I understand. You have to pay the claims and operate efficiently. But until people invest in data quality, they won't get the full value from the AI.
Outside of what we've already discussed, where are you seeing real progress?
The biggest improvements are probably on the customer service side, where you don't really need historical data to make the interaction with insurance companies easier. You can build chatbots or set up smarter paths through the call tree. Companies are also innovating in claims by having more and more decisions made automatically or by coaching adjusters without intervening.
I was a big M*A*S*H fan growing up, which is probably where I learned the term "triage." I think of the term as relevant to AI in insurance. You divide problems into three sorts—ones that can be resolved immediately by AI, ones that should immediately be sent to a human expert and ones in the middle that can maybe involve some combination of people and AI. Initially, there may not be very many in the AI-only bucket, but you hope that, over time, you'll keep learning and keep moving more into that realm.
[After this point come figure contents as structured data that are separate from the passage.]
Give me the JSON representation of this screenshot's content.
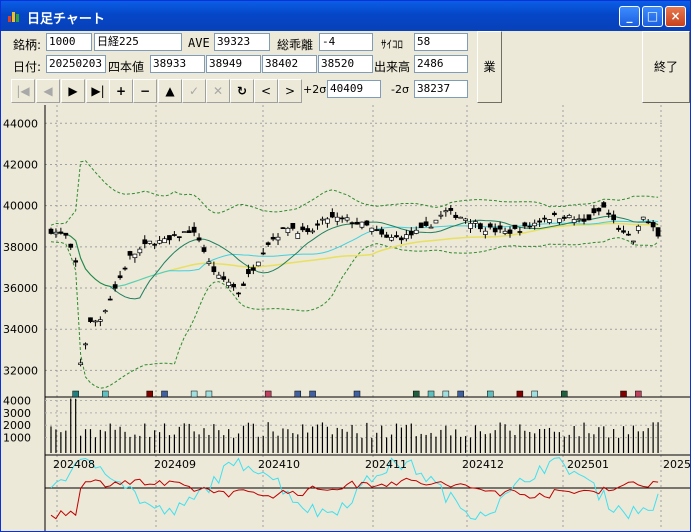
{
  "window": {
    "title": "日足チャート",
    "min_glyph": "_",
    "max_glyph": "□",
    "close_glyph": "×"
  },
  "form": {
    "code_label": "銘柄:",
    "code": "1000",
    "name": "日経225",
    "ave_label": "AVE",
    "ave": "39323",
    "deviation_label": "総乖離",
    "deviation": "-4",
    "dice_label": "ｻｲｺﾛ",
    "dice": "58",
    "date_label": "日付:",
    "date": "20250203",
    "ohlc_label": "四本値",
    "open": "38933",
    "high": "38949",
    "low": "38402",
    "close": "38520",
    "volume_label": "出来高",
    "volume": "2486",
    "plus2s_label": "+2σ",
    "plus2s": "40409",
    "minus2s_label": "-2σ",
    "minus2s": "38237",
    "results_button": "業績",
    "exit_button": "終了"
  },
  "toolbar": [
    "|◀",
    "◀",
    "▶",
    "▶|",
    "+",
    "−",
    "▲",
    "✓",
    "✕",
    "↻",
    "<",
    ">"
  ],
  "chart_data": {
    "type": "candlestick",
    "price_ticks": [
      "44000",
      "42000",
      "40000",
      "38000",
      "36000",
      "34000",
      "32000"
    ],
    "volume_ticks": [
      "4000",
      "3000",
      "2000",
      "1000"
    ],
    "x_labels": [
      "202408",
      "202409",
      "202410",
      "202411",
      "202412",
      "202501",
      "2025"
    ],
    "ylim": [
      31000,
      44500
    ],
    "last": {
      "open": 38933,
      "high": 38949,
      "low": 38402,
      "close": 38520,
      "volume": 2486,
      "upper_band": 40409,
      "lower_band": 38237
    },
    "colors": {
      "bg": "#ECE9D8",
      "band": "#2E8B2E",
      "ma_yellow": "#E8E060",
      "ma_cyan": "#40D0E0",
      "ma_green": "#208060",
      "osc_red": "#C00000",
      "osc_cyan": "#40E0F0"
    }
  }
}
Does that notion match what you're seeing?
Yes, and you don't always even need a true AI-based solution. You can build an expert system by just interviewing adjusters and figuring how what rules to apply in certain circumstances and get 80% of the lift that you'd get from a more elaborate, AI system. Then, with enough time, we can add the AI on top of it to find the subtle things that are predictive and useful that maybe no one's thought of.
But people have it backward. They think, oh, AI is the answer. No, if you just mechanize your decision rules and have everyone follow them, that's where most of the lift is. AI can take you to higher levels, but it needs a decision-focused base to build from.